EGU22-10006
https://doi.org/10.5194/egusphere-egu22-10006
EGU General Assembly 2022
© Author(s) 2022. This work is distributed under
the Creative Commons Attribution 4.0 License.

Scaling and performance assessment of TSMP under CPU-only and CPU-GPU configurations

Daniel Caviedes-Voullième1,2, Jörg Benke1, Ghazal Tashakor1, Stefan Poll1,2, and Ilya Zhukov1
Daniel Caviedes-Voullième et al.
  • 1Jülich Supercomputing Centre, Forschungszentrum Jülich, Germany
  • 2Institute of Bio- and Geosciences: Agrosphere, Forschunszentrum Jülich, Germany

Multiphysics Earth system models are potentially good candidates for progressive porting of modules to run on accelerator hardware. Typically, these models have an inherently modular design to cope with the variety of numerical formulations and computational implementations required for the range of physical processes they represent. Progressively porting modules or submodels to accelerators such as GPUs implies that models must run on heterogeneous hardware. Foreseeably, exascale systems will make use of heterogeneous hardware, and therefore, exploring early on such heterogeneous configurations is of importance and a challenge.

The Terrestrial Systems Modelling Platform (TSMP) is a scale-consistent, highly modular, massively parallel, fully integrated soil-vegetation-atmosphere modelling system. Currently, TSMP is based on the COSMO atmospheric model, the CLM land surface model, and the ParFlow hydrological model, linked together by means of the OASIS3-MCT library.

Recently, ParFlow was ported to GPU, therefore enabling the possibility of running TSMP under a heterogeneous configuration, that is COSMO and CLM running on CPUs, and ParFlow running on GPUs. The different computational demands of each submodel inherently result in non-trivial load balancing across the submodels. This has been addressed by studying the performance and scaling properties of the system for specific problems of interest. The new heterogeneous configurations prompts a re-assessment of load balancing, performance and scaling, in order to identify optimal computational resource configurations, and re-evaluate the bottlenecks and inefficiencies that the heterogeneous model system can have.

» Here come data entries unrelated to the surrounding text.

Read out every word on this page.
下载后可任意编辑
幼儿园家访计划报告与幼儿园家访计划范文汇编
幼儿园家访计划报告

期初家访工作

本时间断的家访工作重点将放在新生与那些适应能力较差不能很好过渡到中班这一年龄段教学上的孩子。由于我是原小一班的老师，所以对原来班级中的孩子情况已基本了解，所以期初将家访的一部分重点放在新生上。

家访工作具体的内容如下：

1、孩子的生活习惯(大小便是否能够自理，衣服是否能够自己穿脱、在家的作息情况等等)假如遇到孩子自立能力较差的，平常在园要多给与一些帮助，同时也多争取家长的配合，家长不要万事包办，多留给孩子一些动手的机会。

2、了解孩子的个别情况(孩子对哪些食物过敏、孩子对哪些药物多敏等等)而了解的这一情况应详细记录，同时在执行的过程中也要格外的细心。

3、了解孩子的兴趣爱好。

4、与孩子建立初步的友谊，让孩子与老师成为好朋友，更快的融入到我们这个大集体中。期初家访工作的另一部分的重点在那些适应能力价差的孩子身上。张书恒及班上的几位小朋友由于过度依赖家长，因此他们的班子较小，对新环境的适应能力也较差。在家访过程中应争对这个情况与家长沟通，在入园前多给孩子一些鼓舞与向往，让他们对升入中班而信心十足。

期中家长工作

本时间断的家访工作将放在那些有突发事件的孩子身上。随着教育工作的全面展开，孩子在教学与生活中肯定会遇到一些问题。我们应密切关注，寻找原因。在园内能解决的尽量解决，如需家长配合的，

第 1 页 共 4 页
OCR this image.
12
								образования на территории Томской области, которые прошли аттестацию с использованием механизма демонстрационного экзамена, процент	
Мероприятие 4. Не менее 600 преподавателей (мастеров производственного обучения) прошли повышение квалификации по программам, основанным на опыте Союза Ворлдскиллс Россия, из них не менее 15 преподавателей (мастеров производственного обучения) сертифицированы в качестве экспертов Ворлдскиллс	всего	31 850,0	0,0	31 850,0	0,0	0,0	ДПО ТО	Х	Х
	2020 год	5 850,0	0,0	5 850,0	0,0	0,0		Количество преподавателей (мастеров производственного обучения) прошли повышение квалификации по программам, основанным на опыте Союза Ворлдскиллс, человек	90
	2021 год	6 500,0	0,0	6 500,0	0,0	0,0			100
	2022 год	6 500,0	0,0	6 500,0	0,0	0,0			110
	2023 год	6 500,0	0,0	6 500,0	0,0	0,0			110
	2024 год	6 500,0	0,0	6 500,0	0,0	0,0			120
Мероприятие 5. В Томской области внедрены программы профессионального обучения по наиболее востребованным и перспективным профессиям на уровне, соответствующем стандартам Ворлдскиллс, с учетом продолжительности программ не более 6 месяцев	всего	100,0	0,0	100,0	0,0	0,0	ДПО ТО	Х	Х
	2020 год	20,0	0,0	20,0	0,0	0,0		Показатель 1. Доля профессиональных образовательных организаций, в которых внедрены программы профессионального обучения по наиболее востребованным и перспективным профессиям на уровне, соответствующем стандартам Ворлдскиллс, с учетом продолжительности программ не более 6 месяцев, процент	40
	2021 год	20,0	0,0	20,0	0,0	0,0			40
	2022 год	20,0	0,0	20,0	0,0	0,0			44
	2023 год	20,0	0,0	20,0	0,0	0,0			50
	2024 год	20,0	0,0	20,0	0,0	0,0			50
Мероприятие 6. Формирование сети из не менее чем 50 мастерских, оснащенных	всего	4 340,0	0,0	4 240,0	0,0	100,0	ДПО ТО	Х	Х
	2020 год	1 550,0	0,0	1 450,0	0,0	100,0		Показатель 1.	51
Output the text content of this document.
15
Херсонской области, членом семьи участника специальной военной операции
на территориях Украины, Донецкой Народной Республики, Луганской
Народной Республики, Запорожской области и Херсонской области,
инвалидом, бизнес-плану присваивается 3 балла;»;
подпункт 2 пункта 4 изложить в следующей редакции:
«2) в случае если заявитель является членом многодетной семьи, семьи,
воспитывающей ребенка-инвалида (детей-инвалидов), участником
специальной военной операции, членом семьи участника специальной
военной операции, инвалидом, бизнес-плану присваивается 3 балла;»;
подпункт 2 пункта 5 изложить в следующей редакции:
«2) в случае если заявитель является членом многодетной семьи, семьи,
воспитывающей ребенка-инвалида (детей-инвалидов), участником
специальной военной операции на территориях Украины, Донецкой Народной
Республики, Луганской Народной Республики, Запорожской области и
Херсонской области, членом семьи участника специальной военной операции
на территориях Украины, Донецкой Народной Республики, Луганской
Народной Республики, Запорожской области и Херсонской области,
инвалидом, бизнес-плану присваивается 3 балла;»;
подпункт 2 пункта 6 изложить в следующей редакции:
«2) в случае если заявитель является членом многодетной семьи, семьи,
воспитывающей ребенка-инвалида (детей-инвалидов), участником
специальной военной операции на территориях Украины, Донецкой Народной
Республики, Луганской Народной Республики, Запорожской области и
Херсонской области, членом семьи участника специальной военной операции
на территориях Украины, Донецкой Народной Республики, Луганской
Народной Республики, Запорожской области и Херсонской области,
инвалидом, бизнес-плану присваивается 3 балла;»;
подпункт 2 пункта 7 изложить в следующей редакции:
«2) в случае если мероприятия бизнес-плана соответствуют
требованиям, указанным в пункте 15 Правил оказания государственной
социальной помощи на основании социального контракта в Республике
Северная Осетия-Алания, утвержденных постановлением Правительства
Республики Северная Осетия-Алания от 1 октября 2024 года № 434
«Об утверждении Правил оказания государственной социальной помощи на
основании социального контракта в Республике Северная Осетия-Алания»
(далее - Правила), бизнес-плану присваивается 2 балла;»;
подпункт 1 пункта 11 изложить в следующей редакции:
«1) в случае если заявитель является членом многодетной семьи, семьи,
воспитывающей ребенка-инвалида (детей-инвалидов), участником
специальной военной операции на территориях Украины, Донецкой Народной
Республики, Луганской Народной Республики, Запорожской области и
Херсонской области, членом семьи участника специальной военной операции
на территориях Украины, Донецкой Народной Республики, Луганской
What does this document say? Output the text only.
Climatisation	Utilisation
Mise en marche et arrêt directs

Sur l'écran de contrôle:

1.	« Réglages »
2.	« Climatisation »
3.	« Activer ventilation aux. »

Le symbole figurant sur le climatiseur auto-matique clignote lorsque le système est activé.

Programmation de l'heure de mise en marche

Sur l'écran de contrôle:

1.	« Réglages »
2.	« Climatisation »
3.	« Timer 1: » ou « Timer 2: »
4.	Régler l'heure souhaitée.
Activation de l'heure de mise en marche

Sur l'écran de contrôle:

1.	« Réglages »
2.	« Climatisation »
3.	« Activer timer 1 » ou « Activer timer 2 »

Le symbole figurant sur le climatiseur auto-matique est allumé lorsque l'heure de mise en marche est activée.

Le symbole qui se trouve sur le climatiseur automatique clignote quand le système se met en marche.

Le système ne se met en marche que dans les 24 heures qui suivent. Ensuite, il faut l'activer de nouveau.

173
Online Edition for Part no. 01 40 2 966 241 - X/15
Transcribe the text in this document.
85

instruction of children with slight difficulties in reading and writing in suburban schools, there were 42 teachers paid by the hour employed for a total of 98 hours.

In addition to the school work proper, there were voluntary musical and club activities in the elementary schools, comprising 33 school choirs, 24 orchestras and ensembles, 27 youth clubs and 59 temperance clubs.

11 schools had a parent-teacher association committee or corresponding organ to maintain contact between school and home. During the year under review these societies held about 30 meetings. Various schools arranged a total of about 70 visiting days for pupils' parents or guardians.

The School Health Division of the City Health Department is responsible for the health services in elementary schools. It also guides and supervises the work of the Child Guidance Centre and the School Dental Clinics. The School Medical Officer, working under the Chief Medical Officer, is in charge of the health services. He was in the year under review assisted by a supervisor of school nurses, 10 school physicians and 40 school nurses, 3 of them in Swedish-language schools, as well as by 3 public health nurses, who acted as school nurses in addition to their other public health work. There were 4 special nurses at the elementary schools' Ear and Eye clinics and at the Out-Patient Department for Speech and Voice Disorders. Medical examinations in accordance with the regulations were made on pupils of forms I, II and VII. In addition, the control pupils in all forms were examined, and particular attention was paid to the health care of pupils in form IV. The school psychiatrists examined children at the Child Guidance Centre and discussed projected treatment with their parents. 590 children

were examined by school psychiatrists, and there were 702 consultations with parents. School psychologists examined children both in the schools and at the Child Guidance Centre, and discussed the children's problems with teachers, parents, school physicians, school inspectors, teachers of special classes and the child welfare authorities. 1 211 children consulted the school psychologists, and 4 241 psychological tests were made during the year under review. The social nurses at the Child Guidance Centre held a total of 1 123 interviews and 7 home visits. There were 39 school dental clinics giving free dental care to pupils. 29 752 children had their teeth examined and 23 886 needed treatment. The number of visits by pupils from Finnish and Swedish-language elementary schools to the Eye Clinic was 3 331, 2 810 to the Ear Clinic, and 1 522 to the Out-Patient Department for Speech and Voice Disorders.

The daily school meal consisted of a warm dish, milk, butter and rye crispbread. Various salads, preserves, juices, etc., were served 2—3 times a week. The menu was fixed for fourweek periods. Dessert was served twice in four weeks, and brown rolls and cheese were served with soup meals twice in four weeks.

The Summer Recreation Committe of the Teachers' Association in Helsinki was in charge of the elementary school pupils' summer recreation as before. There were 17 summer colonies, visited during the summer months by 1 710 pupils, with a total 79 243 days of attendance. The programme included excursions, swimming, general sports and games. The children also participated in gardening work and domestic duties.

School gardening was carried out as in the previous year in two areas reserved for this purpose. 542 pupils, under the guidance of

In this contribution, we present first results on performance and scaling assessment of the heterogeneous TSMP, compared to its performance under homogeneous (CPU-only) configurations. We study strong and weak scaling, for different problem sizes, and evaluate parallel efficiency and power consumption, for homogeneous and heterogeneous jobs on the JUWELS supercomputer, and on the experimental DEEP-Cluster, both at the Jülich Supercomputing Centre. Additionally, we explore profiles and traces of selected cases, both on homogeneous and heterogeneous runs, to identify MPI communication bottlenecks and root causes of the load balancing issue.  

How to cite: Caviedes-Voullième, D., Benke, J., Tashakor, G., Poll, S., and Zhukov, I.: Scaling and performance assessment of TSMP under CPU-only and CPU-GPU configurations, EGU General Assembly 2022, Vienna, Austria, 23–27 May 2022, EGU22-10006, https://doi.org/10.5194/egusphere-egu22-10006, 2022.